Residential landlords, along with commercial landlords, can rely on the “consent exemption” (where a landlord can demonstrate that it has been unable to obtain a third party consent for any energy efficiency works), the “devaluation exemption” (where works would reduce the market value of the property by more than 5%) and certain temporary exemptions to cover situations where the landlord has no opportunity carry out relevant energy efficiency works.
Notably for residential property, landlords will be able to rely on the consent exemption if they plan to use Green Deal funding and the tenant refuses to confirm that the landlord may enter the Green Deal financing agreement.
If proposed works would adversely affect the structure or fabric of a property (as evidenced in a specialist’s report), the property can continue to be let despite its F or G rating.

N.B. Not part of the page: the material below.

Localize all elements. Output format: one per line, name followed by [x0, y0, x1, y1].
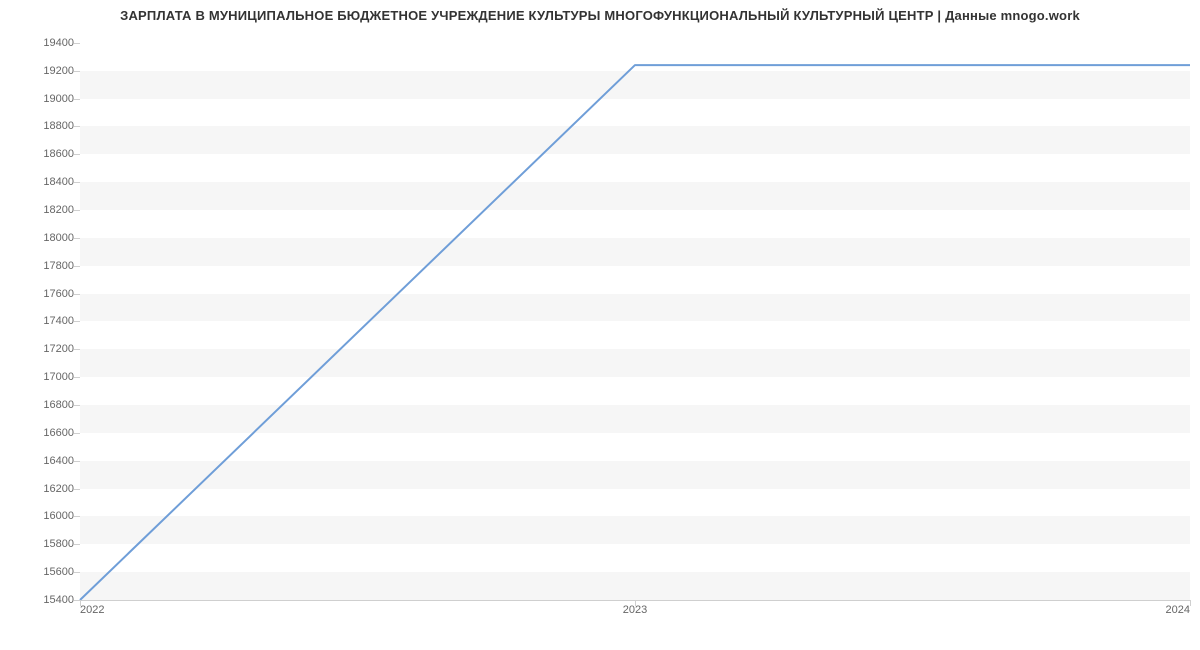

Similarly, if all relevant energy efficiency works are carried out and a property is still below E, it can be let (although the “seven year payback” test does not apply to residential property for the purpose of working out what is a relevant energy efficiency improvement).
Exemptions are only valid for a maximum period of five years (6 months for the temporary exemptions), do not benefit future landlords and must be registered on the PRS Exemptions Register.
10. There is an on-going consultation regarding the “no costs” principle for residential landlords
For residential property, energy efficiency works must generally be capable of being financed “at no cost to the landlord” – this does not apply to commercial property. This can be done via Green Deal finance, energy company obligations or local authority grants.
However, this is subject to on-going government consultation, which could result in landlords having to contribute up to £2,500 per property to the cost of improvement works.